Hulu Munging HTML With JS To Protect Content
N!NJA writes "Hulu has started encoding the html that they send to people's browsers, and then decoding it using javascript before rendering it. [...] They then run the character stream through a series of javascript functions to convert it back into plain text before pushing it into your browser using DHTML. That's quite a lot of effort just for fun, so I assume that is to stop screen scrapers from parsing content." I really can't understand all this effort. Boxee displayed the Hulu advertising perfectly. I suspect Alec Baldwin is to blame.
The XBMC guys already made a plugin after the last hulu change. It'll take a few hours and a new one will be made.
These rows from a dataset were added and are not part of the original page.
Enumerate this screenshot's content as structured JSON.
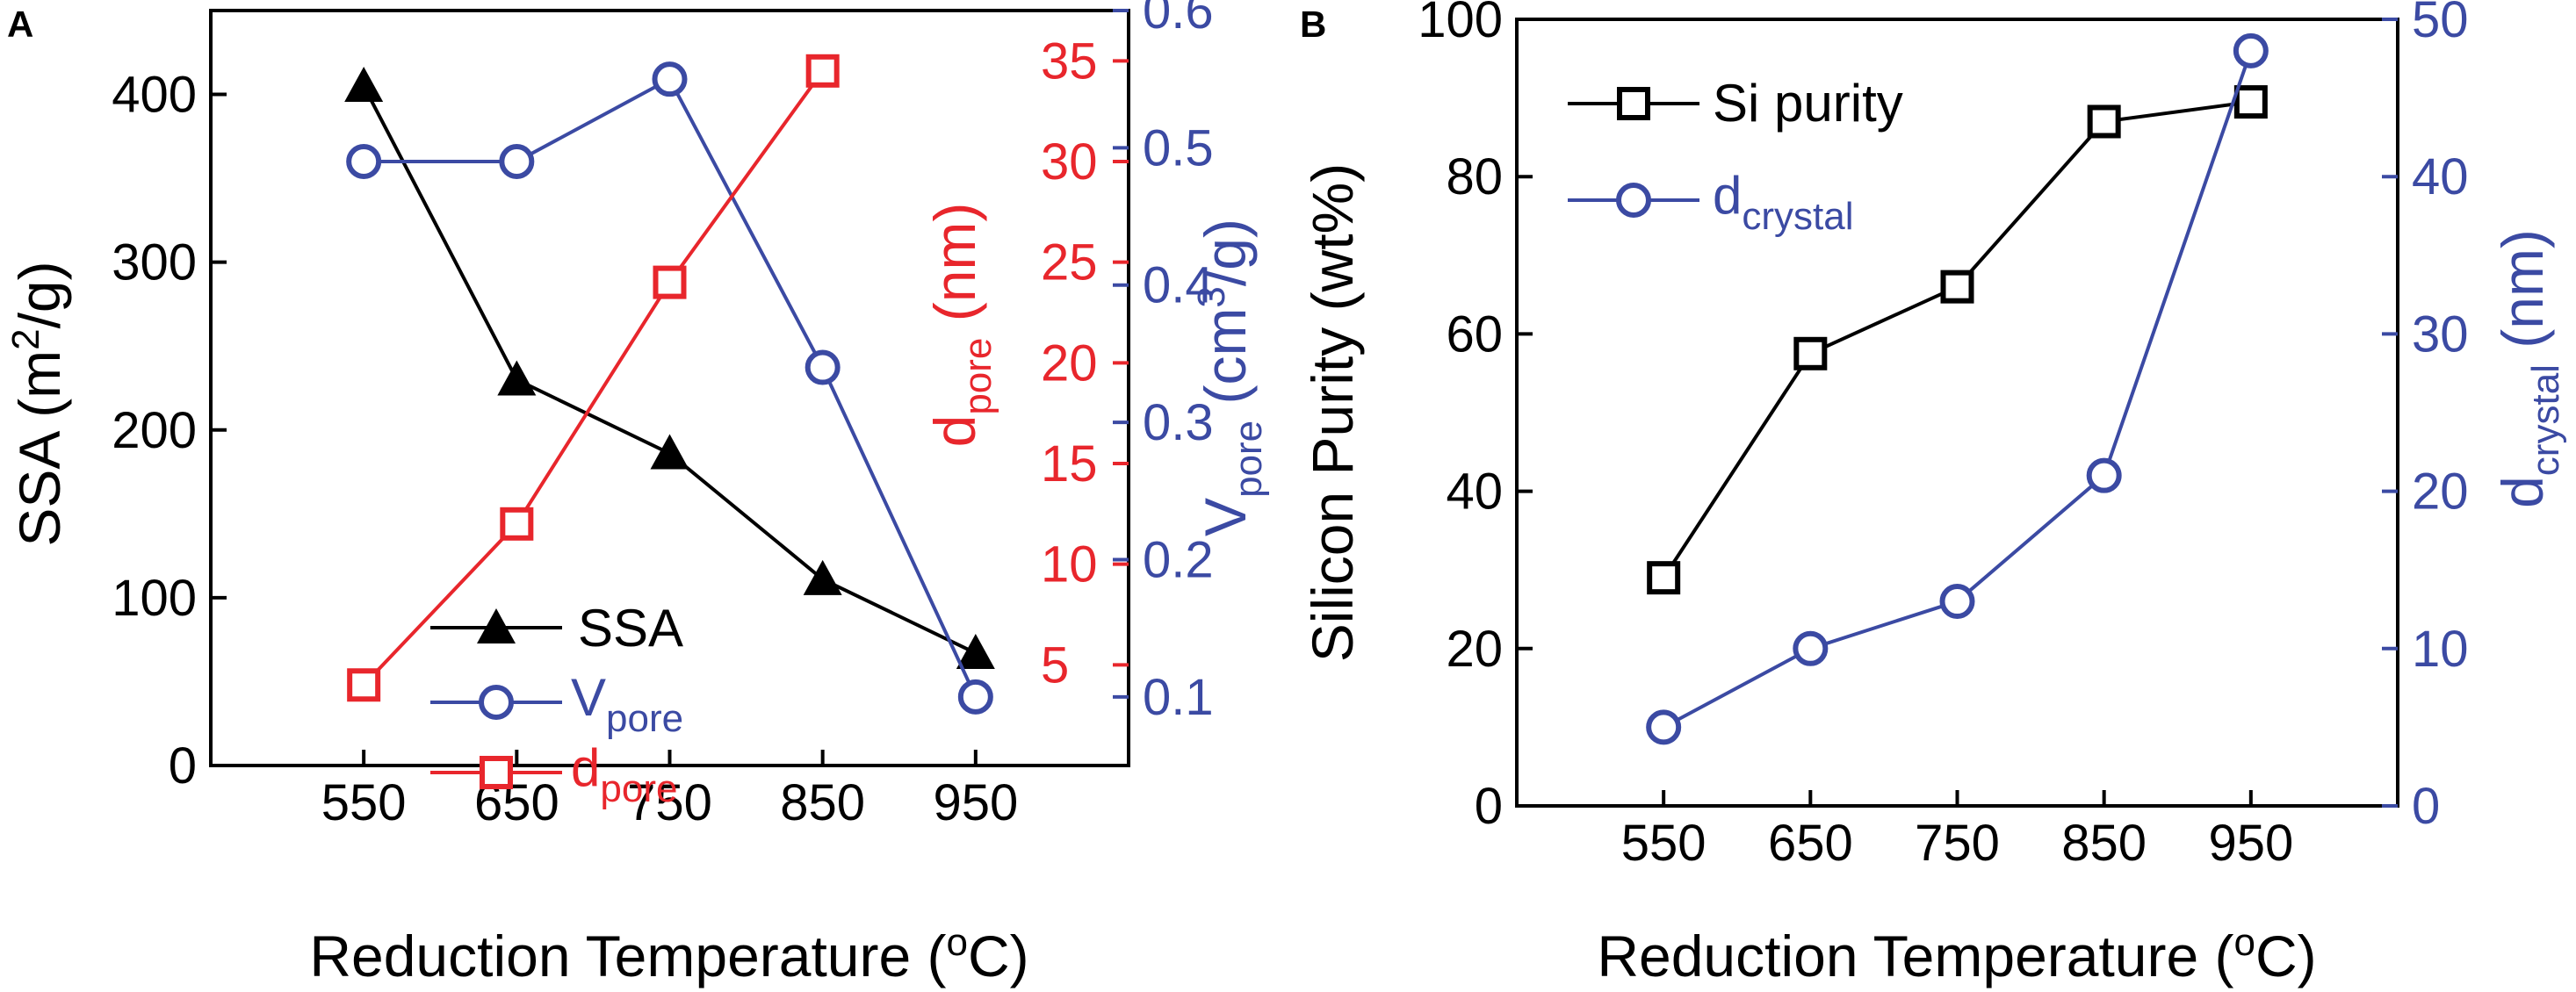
{
  "colors": {
    "black": "#000000",
    "red": "#e8262c",
    "blue": "#3b4aa3"
  },
  "chart_data": [
    {
      "panel": "A",
      "type": "line",
      "x": [
        550,
        650,
        750,
        850,
        950
      ],
      "xticks": [
        "550",
        "650",
        "750",
        "850",
        "950"
      ],
      "xlim": [
        450,
        1050
      ],
      "xlabel": "Reduction Temperature  (",
      "xlabel_sup": "o",
      "xlabel_end": "C)",
      "axes": {
        "left": {
          "label_main": "SSA (m",
          "label_sup": "2",
          "label_end": "/g)",
          "ylim": [
            0,
            450
          ],
          "ticks": [
            "0",
            "100",
            "200",
            "300",
            "400"
          ]
        },
        "right1": {
          "label_main": "d",
          "label_sub": "pore",
          "label_end": " (nm)",
          "ylim": [
            0,
            37.5
          ],
          "ticks": [
            "5",
            "10",
            "15",
            "20",
            "25",
            "30",
            "35"
          ]
        },
        "right2": {
          "label_main": "V",
          "label_sub": "pore",
          "label_mid": " (cm",
          "label_sup": "3",
          "label_end": "/g)",
          "ylim": [
            0.05,
            0.6
          ],
          "ticks": [
            "0.1",
            "0.2",
            "0.3",
            "0.4",
            "0.5",
            "0.6"
          ]
        }
      },
      "series": [
        {
          "name": "SSA",
          "axis": "left",
          "marker": "triangle",
          "color": "#000000",
          "x": [
            550,
            650,
            750,
            850,
            950
          ],
          "values": [
            405,
            230,
            186,
            111,
            67
          ]
        },
        {
          "name": "V",
          "name_sub": "pore",
          "axis": "right2",
          "marker": "circle",
          "color": "#3b4aa3",
          "x": [
            550,
            650,
            750,
            850,
            950
          ],
          "values": [
            0.49,
            0.49,
            0.55,
            0.34,
            0.1
          ]
        },
        {
          "name": "d",
          "name_sub": "pore",
          "axis": "right1",
          "marker": "square",
          "color": "#e8262c",
          "x": [
            550,
            650,
            750,
            850
          ],
          "values": [
            4,
            12,
            24,
            34.5
          ]
        }
      ]
    },
    {
      "panel": "B",
      "type": "line",
      "x": [
        550,
        650,
        750,
        850,
        950
      ],
      "xticks": [
        "550",
        "650",
        "750",
        "850",
        "950"
      ],
      "xlim": [
        450,
        1050
      ],
      "xlabel": "Reduction Temperature  (",
      "xlabel_sup": "o",
      "xlabel_end": "C)",
      "axes": {
        "left": {
          "label": "Silicon Purity (wt%)",
          "ylim": [
            0,
            100
          ],
          "ticks": [
            "0",
            "20",
            "40",
            "60",
            "80",
            "100"
          ]
        },
        "right": {
          "label_main": "d",
          "label_sub": "crystal",
          "label_end": " (nm)",
          "ylim": [
            0,
            50
          ],
          "ticks": [
            "0",
            "10",
            "20",
            "30",
            "40",
            "50"
          ]
        }
      },
      "series": [
        {
          "name": "Si purity",
          "axis": "left",
          "marker": "square",
          "color": "#000000",
          "x": [
            550,
            650,
            750,
            850,
            950
          ],
          "values": [
            29,
            57.5,
            66,
            87,
            89.5
          ]
        },
        {
          "name": "d",
          "name_sub": "crystal",
          "axis": "right",
          "marker": "circle",
          "color": "#3b4aa3",
          "x": [
            550,
            650,
            750,
            850,
            950
          ],
          "values": [
            5,
            10,
            13,
            21,
            48
          ]
        }
      ]
    }
  ]
}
Especially if you SEND the user all the info they need, how hard is it to decode functions? There are crackers out there that take decoded assembly to figure out how to bypass DRM, what makes Hulu think their implementation will be any more difficult?
TunerFreeMCE couldn't scrape the data. Mission accomplished. Oh, wait... Tada:
"Update- version 2.6.7 is now available to download to work round this new tactic."
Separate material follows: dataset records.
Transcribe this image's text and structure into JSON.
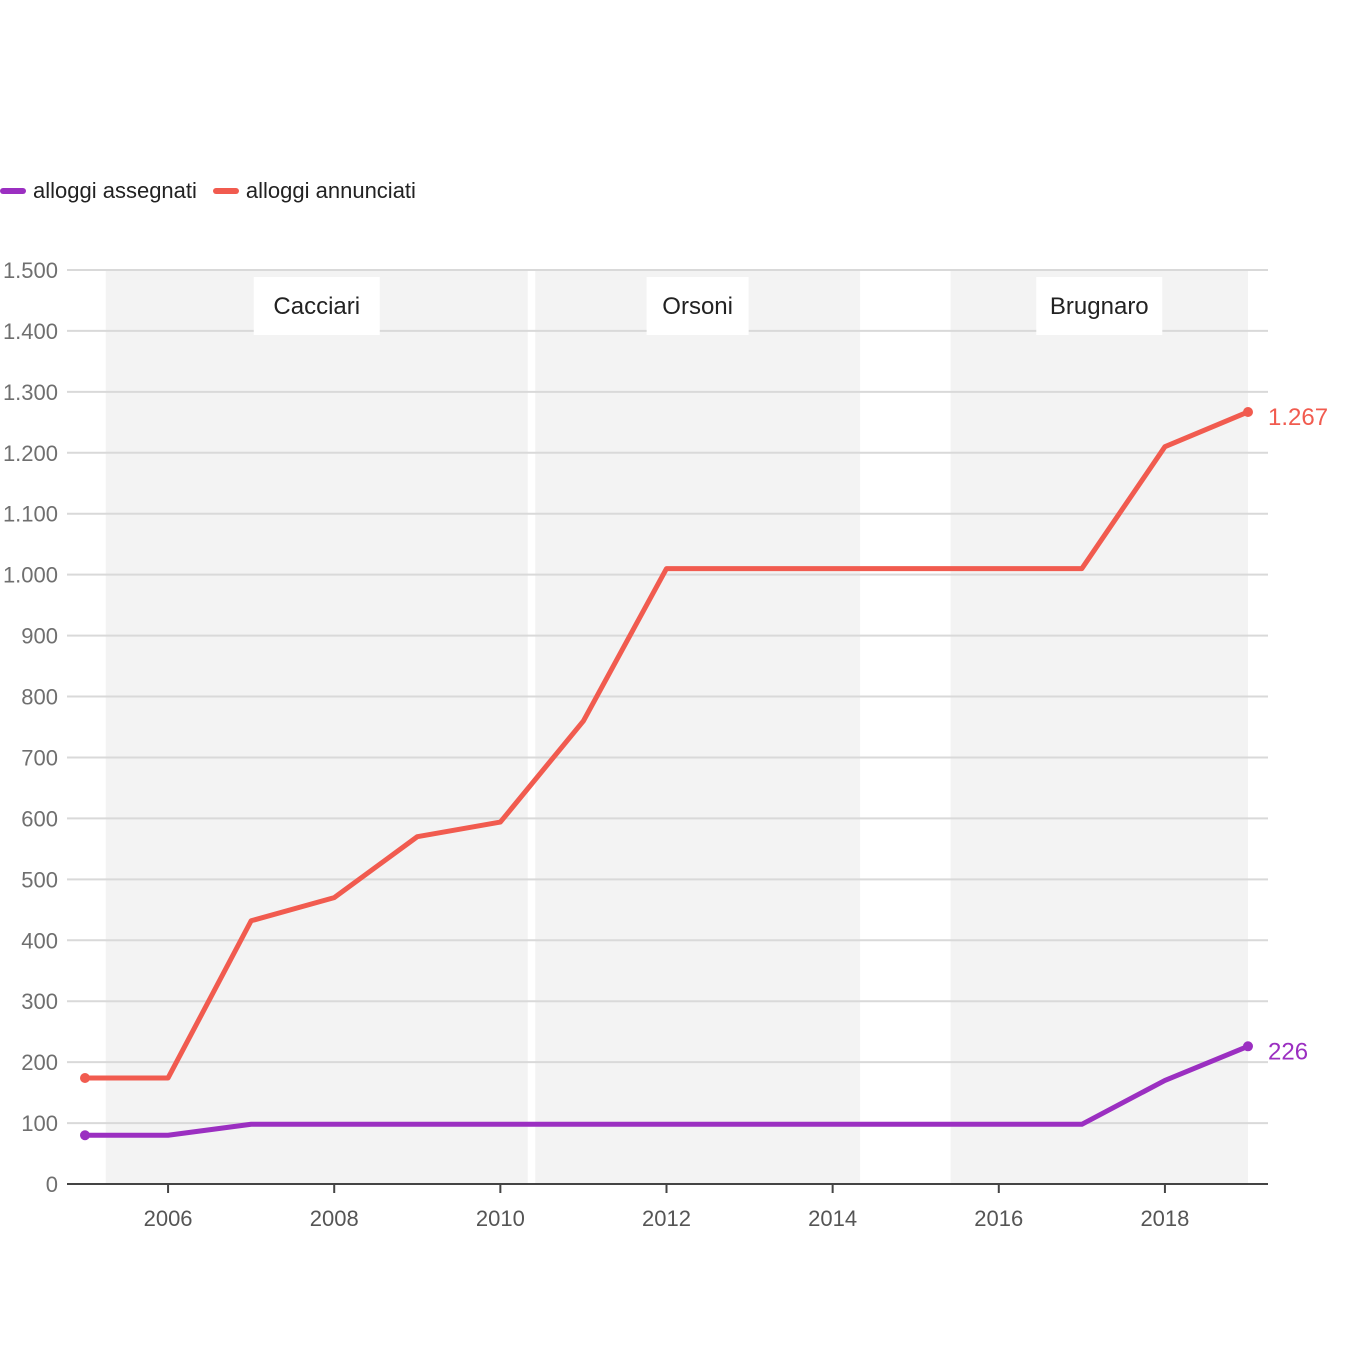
{
  "legend": {
    "items": [
      {
        "label": "alloggi assegnati",
        "color": "#9b2fc1"
      },
      {
        "label": "alloggi annunciati",
        "color": "#f15b4f"
      }
    ]
  },
  "chart_data": {
    "type": "line",
    "title": "",
    "xlabel": "",
    "ylabel": "",
    "xlim": [
      2005,
      2019
    ],
    "ylim": [
      0,
      1500
    ],
    "x_ticks": [
      2006,
      2008,
      2010,
      2012,
      2014,
      2016,
      2018
    ],
    "x_tick_labels": [
      "2006",
      "2008",
      "2010",
      "2012",
      "2014",
      "2016",
      "2018"
    ],
    "y_ticks": [
      0,
      100,
      200,
      300,
      400,
      500,
      600,
      700,
      800,
      900,
      1000,
      1100,
      1200,
      1300,
      1400,
      1500
    ],
    "y_tick_labels": [
      "0",
      "100",
      "200",
      "300",
      "400",
      "500",
      "600",
      "700",
      "800",
      "900",
      "1.000",
      "1.100",
      "1.200",
      "1.300",
      "1.400",
      "1.500"
    ],
    "grid": true,
    "legend_position": "top-left",
    "periods": [
      {
        "label": "Cacciari",
        "start": 2005.25,
        "end": 2010.33
      },
      {
        "label": "Orsoni",
        "start": 2010.42,
        "end": 2014.33
      },
      {
        "label": "Brugnaro",
        "start": 2015.42,
        "end": 2019
      }
    ],
    "x": [
      2005,
      2006,
      2007,
      2008,
      2009,
      2010,
      2011,
      2012,
      2013,
      2014,
      2015,
      2016,
      2017,
      2018,
      2019
    ],
    "series": [
      {
        "name": "alloggi assegnati",
        "color": "#9b2fc1",
        "values": [
          80,
          80,
          98,
          98,
          98,
          98,
          98,
          98,
          98,
          98,
          98,
          98,
          98,
          170,
          226
        ],
        "end_label": "226"
      },
      {
        "name": "alloggi annunciati",
        "color": "#f15b4f",
        "values": [
          174,
          174,
          432,
          470,
          570,
          594,
          760,
          1010,
          1010,
          1010,
          1010,
          1010,
          1010,
          1210,
          1267
        ],
        "end_label": "1.267"
      }
    ]
  }
}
And now, I supposed, there will be a DMCA attack as phase two.
Yes, in fact, HtmlUnit is my preferred browser simulation library in Java for this very reason: it allows you to write very easy to understand Java code, and it uses Rhino as a JavaScript interpreter. Completely brilliant, and yet few people know about it.
The particular situation here deals with compressed/encoded HTML in an effort to prevent screen-scraping. This leaves two options for screen scrapers:
Option 1
1) Figure out how the decoder works
2) Replicate the decoder functionality in the screen scraper
3) Parse the decoded HTML
4) Make changes as the encoding scheme changes
5) ???
6) Profit!
Option 2
1) Link a Javascript engine like SpiderMonkey, Rhino, V8, or SquirrelFish into the screen scraper
2) Run the Javascript to decode the HTML
3) Parse the decoded HTML
4) ???
5) Profit!
Javascript + Nintendo DSi = DSiCade
They are being knuckleheads. Their "website" is analogous to a traditional TV channel and Boxee is analogous to a set-top cable box. You'd still get the Hulu ads, still get the Hulu branding.
To be fair, it seems like Hulu would very much like to be on Boxee - the distaste of the content providers' policies is palpable on their blog.
W..w..W - Willy Waterloo washes Warren Wiggins who is washing Waldo Woo.